1er août 1914. Dans le train qui m’emporte vers Nancy tout le monde est ivre.



1er août 1914.

Dans le train qui m’emporte vers Nancy tout le monde est ivre.

La mobilisation générale n’est pas encore proclamée, mais les convocations individuelles ont touché des milliers de réservistes qui gagnent les dépôts de leur régiment. Il y en a de tous les âges. Je m’étonne d’en apercevoir qui portent bien quarante ans. Dans le même compartiment que moi est monté un homme de 38 ans, canonnier à Toul, convoqué dès avant-hier. Sont également montés deux Polytechniciens, d’un entrain endiablé, un médecin lugubre et tout entier abandonné à la Peur, et un jeune sous-lieutenant de Dragons insouciant, au teint rose, qui va à la guerre comme à une chasse à courre.

Au moment où le train, regorgeant de monde, quitte la gare de l’Est, la foule qui l’occupe et celle qui encombre la gare entonnent la Marseillaise sur tous les tons. C’est hurlé, c’est « gueulé ». C’est pénible. La marche est scandée du cri : « A Berlin !… A Berlin ! » On entend les bouteilles aller se briser sur les voies latérales. Une odeur de vin emplit l’atmosphère.

Le train marche à bonne allure. A la Marseillaise, ont succédé des romances sentimentales, des chansons de café-concert. A chaque passage à niveau, à chaque gare une foule compacte encombre les abords de la voie. Les cris redoublent : « A Berlin !…A Berlin ! »

Et puis la nuit vient et les chants se calment.

A partir de 8h du soir (nous sommes partis à 5h30) le train avance avec une extrême lenteur. Tous les deux ou trois cents mètres il stoppe. Derrière lui s’allonge l’interminable file de wagons de cinq ou six autres convois.

A Bar-le-Duc où nous arrivons à 3h du matin nous apprenons que la mobilisation générale vient d’être ordonnée. Des bruits circulent : un garde-champêtre, première victime de la guerre, a été tué hier soir par les Allemands à Sainte-Marie-aux-Chênes. A cette nouvelle, des vociférations s’élèvent des wagons où je croyais tout le monde endormi. « A Berlin ! A Berlin ! » Du sang a coulé : les voilà ivres de sang… parce qu’ils n’ont plus de vin à boire.

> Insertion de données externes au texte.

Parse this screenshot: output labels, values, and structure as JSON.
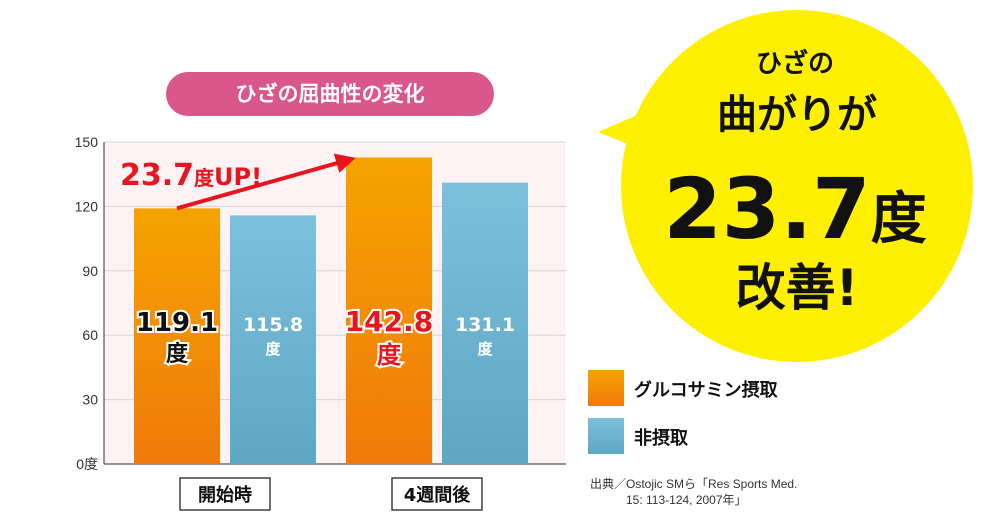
{
  "title": "ひざの屈曲性の変化",
  "colors": {
    "pill": "#d9578a",
    "glucosamine_top": "#f5a300",
    "glucosamine_bottom": "#f07a0a",
    "none_top": "#7cc0dc",
    "none_bottom": "#5ea7c4",
    "plot_bg": "#fdf3f4",
    "highlight_red": "#e8141e",
    "bubble": "#ffef00"
  },
  "chart_data": {
    "type": "bar",
    "y_unit": "度",
    "ylim": [
      0,
      150
    ],
    "yticks": [
      "0度",
      "30",
      "60",
      "90",
      "120",
      "150"
    ],
    "categories": [
      "開始時",
      "4週間後"
    ],
    "series": [
      {
        "name": "グルコサミン摂取",
        "values": [
          119.1,
          142.8
        ]
      },
      {
        "name": "非摂取",
        "values": [
          115.8,
          131.1
        ]
      }
    ],
    "value_labels": [
      [
        "119.1",
        "142.8"
      ],
      [
        "115.8",
        "131.1"
      ]
    ],
    "grid": true,
    "legend_position": "right",
    "annotation": {
      "number": "23.7",
      "unit": "度",
      "suffix": "UP!"
    }
  },
  "bubble": {
    "line1": "ひざの",
    "line2": "曲がりが",
    "number": "23.7",
    "unit": "度",
    "line4": "改善!"
  },
  "source": {
    "line1": "出典／Ostojic SMら「Res Sports Med.",
    "line2": "15: 113-124, 2007年」"
  }
}
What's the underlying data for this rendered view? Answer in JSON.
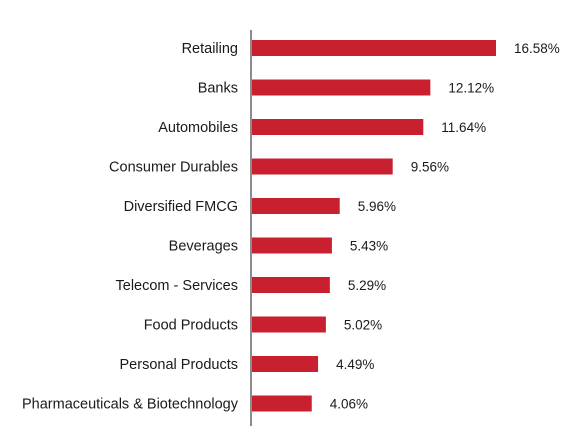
{
  "chart_data": {
    "type": "bar",
    "orientation": "horizontal",
    "categories": [
      "Retailing",
      "Banks",
      "Automobiles",
      "Consumer Durables",
      "Diversified FMCG",
      "Beverages",
      "Telecom - Services",
      "Food Products",
      "Personal Products",
      "Pharmaceuticals & Biotechnology"
    ],
    "values": [
      16.58,
      12.12,
      11.64,
      9.56,
      5.96,
      5.43,
      5.29,
      5.02,
      4.49,
      4.06
    ],
    "value_labels": [
      "16.58%",
      "12.12%",
      "11.64%",
      "9.56%",
      "5.96%",
      "5.43%",
      "5.29%",
      "5.02%",
      "4.49%",
      "4.06%"
    ],
    "unit": "%",
    "bar_color": "#c8202f",
    "axis_color": "#8c8c8c",
    "xlim": [
      0,
      16.58
    ],
    "grid": false,
    "legend": "none",
    "title": "",
    "xlabel": "",
    "ylabel": ""
  }
}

Au petit jour je remarque que la voie est gardée par des espèces de gardes nationaux vêtus de costumes mi-civils, mi-militaires. La plupart ont une capote réglementaire, mais beaucoup ont comme coiffure une casquette de cycliste ou un chapeau mou, voire un chapeau de paille. Ces braves gens ne prêtent pas à rire : ils sont, le fusil à la main, d’une gravité, d’un sérieux émouvants.

A Toul, la gare est envahie de dragons, d’artilleurs, de canons, de caissons, de chevaux. Beaucoup d’ordre dans tout cela. Détail frappant : les employés de la gare font la toilette des quais, les arrosent et les balaient. Bon signe.

Des fantassins gardent chaque pont, chaque aiguille, presque chaque poteau télégraphique.